Qu’est-ce que la taxe d’aménagement ?

Instaurée le 1er mars 2012, la taxe d’aménagement est un prélèvement fiscal mis au profit des départements, des établissements publics, et de la région d’Île-de-France. Elle est requise dans le cadre des projets de constructions immobilières, et contribue au financement des projets et travaux relatifs à l’urbanisation. 

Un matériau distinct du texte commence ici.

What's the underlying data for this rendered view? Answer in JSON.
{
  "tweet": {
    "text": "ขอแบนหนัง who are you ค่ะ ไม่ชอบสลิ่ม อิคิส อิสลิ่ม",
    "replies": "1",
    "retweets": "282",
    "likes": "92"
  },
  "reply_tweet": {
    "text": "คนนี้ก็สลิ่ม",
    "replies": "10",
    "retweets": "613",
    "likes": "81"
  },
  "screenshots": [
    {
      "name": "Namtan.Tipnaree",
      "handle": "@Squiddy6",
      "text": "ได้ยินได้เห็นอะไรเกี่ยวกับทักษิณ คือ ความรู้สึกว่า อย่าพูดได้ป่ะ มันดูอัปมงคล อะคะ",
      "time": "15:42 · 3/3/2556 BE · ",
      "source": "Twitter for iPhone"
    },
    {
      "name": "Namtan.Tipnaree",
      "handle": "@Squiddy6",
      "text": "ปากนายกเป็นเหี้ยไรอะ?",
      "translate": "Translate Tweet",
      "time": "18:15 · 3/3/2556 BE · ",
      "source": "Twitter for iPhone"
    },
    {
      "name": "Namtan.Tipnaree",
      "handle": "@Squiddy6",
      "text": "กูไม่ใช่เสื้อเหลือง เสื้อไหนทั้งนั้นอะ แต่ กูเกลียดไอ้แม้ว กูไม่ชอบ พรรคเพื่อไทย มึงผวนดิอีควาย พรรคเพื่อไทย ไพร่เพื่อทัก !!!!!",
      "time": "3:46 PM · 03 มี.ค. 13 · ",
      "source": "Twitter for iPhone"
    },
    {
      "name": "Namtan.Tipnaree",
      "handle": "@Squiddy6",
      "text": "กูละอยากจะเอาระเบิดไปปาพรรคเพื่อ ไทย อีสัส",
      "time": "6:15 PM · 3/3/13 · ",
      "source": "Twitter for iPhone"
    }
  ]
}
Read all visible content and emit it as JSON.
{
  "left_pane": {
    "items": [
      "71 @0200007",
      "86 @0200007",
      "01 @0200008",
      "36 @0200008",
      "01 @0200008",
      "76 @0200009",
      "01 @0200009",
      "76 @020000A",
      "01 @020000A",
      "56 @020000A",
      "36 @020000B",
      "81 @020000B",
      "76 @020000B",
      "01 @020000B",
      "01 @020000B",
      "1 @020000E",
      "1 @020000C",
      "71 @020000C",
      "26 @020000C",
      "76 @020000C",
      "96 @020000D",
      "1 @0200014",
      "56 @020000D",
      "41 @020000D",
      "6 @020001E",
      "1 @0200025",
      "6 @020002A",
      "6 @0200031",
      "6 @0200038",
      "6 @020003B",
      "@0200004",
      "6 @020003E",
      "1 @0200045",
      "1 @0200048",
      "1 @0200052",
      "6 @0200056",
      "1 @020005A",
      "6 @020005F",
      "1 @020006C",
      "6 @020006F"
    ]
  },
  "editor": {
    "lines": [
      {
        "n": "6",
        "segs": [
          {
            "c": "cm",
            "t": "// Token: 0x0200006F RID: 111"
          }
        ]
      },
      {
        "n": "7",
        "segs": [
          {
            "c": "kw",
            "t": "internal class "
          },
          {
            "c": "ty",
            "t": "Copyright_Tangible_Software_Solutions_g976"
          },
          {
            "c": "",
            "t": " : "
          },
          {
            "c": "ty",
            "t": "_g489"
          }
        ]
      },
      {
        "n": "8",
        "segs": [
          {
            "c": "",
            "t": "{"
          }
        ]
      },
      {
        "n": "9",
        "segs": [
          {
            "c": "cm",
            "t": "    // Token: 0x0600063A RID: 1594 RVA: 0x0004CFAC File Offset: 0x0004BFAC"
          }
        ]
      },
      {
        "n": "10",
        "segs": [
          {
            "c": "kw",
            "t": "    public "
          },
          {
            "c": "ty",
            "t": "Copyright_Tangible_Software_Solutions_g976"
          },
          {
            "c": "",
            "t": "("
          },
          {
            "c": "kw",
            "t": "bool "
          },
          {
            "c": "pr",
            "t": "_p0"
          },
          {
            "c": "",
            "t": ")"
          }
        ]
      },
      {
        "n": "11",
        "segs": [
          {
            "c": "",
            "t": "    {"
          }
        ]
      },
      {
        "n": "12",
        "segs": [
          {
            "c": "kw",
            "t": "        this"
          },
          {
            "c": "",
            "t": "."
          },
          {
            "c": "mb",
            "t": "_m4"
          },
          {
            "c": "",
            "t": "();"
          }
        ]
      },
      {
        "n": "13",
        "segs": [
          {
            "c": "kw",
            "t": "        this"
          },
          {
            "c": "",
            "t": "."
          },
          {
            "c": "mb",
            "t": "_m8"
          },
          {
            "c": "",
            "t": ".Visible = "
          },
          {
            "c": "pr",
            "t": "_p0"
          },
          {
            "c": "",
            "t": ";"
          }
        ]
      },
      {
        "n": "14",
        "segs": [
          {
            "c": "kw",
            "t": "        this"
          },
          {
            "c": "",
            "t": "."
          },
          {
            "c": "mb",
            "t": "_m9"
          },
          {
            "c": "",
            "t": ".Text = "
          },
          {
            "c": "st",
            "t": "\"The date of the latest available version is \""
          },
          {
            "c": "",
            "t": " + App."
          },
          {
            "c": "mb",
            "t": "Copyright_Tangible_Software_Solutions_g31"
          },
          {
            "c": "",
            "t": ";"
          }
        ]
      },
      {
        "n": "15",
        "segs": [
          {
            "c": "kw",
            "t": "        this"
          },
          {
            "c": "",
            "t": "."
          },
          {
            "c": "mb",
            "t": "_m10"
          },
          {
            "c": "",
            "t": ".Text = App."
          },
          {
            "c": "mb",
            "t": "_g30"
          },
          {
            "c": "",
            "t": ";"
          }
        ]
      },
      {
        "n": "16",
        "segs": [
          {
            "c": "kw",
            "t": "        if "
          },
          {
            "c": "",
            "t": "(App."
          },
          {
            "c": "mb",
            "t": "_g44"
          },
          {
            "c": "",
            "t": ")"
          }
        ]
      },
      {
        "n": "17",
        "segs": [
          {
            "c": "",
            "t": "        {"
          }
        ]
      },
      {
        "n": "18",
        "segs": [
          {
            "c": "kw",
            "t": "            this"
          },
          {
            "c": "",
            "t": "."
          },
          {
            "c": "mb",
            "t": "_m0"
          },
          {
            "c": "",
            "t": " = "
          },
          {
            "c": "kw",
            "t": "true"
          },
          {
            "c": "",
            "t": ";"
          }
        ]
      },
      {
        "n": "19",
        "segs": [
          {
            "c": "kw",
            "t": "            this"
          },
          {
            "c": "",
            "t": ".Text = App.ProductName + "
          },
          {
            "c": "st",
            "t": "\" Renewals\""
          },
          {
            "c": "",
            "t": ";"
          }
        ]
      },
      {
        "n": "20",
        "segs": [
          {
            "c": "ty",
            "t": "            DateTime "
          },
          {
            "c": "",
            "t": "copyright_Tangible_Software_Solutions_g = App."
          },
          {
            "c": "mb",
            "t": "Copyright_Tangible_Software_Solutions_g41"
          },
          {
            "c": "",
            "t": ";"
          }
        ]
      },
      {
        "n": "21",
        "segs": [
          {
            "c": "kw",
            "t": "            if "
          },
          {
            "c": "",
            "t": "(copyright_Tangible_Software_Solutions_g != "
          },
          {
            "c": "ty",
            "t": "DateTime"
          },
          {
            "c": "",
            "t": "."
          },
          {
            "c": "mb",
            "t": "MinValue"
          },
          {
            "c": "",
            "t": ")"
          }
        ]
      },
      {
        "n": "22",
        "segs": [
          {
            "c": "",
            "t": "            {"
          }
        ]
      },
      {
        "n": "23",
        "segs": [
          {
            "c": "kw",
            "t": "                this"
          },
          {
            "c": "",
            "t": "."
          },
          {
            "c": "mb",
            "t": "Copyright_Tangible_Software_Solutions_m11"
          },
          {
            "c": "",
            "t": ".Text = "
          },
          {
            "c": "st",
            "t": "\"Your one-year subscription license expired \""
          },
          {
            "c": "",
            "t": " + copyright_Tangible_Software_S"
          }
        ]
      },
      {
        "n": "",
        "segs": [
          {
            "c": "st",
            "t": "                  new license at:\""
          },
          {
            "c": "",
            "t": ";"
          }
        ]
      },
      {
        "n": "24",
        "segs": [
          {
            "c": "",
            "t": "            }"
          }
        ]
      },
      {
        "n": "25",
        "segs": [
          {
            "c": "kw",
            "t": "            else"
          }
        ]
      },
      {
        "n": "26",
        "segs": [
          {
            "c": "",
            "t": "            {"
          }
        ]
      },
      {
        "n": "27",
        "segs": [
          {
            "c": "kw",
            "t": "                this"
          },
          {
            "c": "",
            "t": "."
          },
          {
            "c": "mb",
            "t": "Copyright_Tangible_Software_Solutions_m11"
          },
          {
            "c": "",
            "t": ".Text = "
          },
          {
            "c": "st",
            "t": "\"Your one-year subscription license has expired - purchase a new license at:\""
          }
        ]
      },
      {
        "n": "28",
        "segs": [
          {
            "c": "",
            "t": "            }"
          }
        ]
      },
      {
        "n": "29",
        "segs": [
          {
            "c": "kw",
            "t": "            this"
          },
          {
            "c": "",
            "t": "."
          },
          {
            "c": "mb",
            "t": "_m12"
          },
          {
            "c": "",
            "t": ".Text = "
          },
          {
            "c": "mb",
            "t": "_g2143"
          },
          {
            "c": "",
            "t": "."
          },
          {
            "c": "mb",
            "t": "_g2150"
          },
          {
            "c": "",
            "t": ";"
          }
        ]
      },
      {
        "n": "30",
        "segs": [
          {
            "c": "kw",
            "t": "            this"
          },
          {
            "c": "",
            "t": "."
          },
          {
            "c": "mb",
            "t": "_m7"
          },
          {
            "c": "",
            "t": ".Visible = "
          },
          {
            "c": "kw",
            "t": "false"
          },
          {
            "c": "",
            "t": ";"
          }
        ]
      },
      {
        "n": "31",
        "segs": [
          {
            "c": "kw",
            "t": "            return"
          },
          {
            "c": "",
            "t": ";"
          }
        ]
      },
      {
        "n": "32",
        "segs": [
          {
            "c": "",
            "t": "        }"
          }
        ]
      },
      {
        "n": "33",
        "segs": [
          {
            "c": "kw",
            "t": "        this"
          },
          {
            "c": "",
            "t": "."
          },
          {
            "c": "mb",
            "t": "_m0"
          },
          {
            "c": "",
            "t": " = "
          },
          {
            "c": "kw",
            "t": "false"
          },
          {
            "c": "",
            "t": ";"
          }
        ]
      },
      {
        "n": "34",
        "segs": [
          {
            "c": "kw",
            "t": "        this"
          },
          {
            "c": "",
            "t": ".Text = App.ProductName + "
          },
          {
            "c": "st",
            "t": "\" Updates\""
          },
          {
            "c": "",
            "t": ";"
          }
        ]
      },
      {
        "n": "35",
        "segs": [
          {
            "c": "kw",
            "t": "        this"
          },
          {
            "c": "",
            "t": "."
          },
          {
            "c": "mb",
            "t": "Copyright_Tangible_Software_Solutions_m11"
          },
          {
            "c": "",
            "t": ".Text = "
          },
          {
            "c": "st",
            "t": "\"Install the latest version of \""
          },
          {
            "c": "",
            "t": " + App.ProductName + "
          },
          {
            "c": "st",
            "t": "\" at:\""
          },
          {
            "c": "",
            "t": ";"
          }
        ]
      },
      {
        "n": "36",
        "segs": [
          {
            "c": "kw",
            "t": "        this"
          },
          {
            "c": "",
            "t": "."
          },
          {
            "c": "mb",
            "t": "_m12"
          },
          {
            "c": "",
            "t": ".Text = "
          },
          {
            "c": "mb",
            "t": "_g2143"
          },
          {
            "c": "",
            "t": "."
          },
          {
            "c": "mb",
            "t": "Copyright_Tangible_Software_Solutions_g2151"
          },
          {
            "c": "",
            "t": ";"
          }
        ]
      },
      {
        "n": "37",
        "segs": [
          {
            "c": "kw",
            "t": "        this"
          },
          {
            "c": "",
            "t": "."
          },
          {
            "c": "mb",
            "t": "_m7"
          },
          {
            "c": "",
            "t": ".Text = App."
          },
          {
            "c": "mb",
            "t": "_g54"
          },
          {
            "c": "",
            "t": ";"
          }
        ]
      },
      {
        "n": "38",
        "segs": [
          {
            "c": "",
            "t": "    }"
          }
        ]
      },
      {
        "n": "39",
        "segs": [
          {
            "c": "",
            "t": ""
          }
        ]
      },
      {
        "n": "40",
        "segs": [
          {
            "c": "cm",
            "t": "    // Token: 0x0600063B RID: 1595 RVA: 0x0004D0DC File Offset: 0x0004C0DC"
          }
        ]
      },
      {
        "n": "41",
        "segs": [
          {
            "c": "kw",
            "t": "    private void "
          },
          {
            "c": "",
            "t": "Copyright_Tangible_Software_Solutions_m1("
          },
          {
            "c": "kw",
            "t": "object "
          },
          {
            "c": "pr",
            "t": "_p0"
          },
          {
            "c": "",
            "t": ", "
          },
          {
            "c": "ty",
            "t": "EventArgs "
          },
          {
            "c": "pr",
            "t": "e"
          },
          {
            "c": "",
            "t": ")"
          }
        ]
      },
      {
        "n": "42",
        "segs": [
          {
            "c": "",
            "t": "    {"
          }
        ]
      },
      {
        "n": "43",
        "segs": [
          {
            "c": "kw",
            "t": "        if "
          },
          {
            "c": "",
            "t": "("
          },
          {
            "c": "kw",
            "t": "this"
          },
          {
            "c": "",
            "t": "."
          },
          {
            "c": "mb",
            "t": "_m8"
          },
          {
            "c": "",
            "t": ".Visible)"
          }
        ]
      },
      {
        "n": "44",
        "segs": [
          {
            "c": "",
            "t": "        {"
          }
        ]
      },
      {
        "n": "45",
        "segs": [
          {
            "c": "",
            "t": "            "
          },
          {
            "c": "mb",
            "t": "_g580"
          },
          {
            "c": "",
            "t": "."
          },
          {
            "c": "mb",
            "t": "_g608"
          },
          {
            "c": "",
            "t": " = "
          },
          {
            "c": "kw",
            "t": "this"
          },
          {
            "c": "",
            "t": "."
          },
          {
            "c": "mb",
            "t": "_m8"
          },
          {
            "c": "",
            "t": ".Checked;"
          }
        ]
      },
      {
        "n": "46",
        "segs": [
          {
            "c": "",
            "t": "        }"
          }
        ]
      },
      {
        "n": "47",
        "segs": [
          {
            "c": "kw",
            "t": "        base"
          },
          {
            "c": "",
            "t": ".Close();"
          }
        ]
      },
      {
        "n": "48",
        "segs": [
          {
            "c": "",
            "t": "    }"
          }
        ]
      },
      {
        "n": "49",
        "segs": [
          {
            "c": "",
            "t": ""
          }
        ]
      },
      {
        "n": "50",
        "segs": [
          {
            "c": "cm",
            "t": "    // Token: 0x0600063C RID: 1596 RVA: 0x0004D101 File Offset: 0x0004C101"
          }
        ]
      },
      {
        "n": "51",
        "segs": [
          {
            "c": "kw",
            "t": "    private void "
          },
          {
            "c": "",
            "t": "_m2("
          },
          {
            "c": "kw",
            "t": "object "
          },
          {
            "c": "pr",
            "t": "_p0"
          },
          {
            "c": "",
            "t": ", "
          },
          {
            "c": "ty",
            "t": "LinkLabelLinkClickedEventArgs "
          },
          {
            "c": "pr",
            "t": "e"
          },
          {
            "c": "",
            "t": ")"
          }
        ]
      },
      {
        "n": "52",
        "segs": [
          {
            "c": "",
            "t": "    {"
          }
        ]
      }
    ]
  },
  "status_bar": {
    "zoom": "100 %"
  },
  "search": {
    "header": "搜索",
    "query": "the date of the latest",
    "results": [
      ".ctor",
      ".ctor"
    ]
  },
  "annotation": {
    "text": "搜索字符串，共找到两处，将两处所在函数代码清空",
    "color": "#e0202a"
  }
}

Remplace la taxe locale d’équipement

Souvent confondue avec la taxe foncière ou la taxe d’habitation, la taxe d’aménagement est celle qui remplace la taxe locale d’équipement, et aussi les autres taxes liées aux déclarations préalables de travaux de construction, y compris le permis de construire. Elle est calculée par les services de l’État en se référant à des taux applicables à la date où s’applique l’autorisation d’aménager ou de construire. 
La taxe d’aménagement est appliquée dans les communes soumises à un PLU (plan local d’urbanisme) ou à un POS (plan d’occupation des sols). 
Elle peut aussi être instituée dans des communautés urbaines dépourvues de ces plans, à la suite d’une délibération accordée par le conseil municipal des communes respectives. 
La taxe d’aménagement peut de même être applicable, toujours par délibération, par un organisme compétent en PLU. 
Tout comme sa mise en place, il est aussi possible pour ces entités de renoncer à la taxe d’aménagement par délibération. 

Peut-on en être exonéré ?

La taxe d’aménagement est exigée lorsqu’une autorisation de construire, d’aménager, ou quand un permis modificatif est délivré. Il en est de même lorsque des travaux de construction sans autorisation préalable ou en infraction sont en phase d’achèvement. Contrairement à la taxe locale d’équipement, la taxe d’aménagement s’applique à toutes les communes soumises à un document d’urbanisme, même si certaines ne recensent que 10 000 habitants. 
Cette taxe d’aménagement peut toutefois être exonérée pour certains sujets : services publics, locaux d’habitation ou agricoles, hébergements animaliers. Cette exonération peut aussi être accordée aux aménagements qui figurent sur des plans de prévention de risques, ainsi qu’aux locaux qui devaient être reconstruits à la suite d’un cas de sinistre.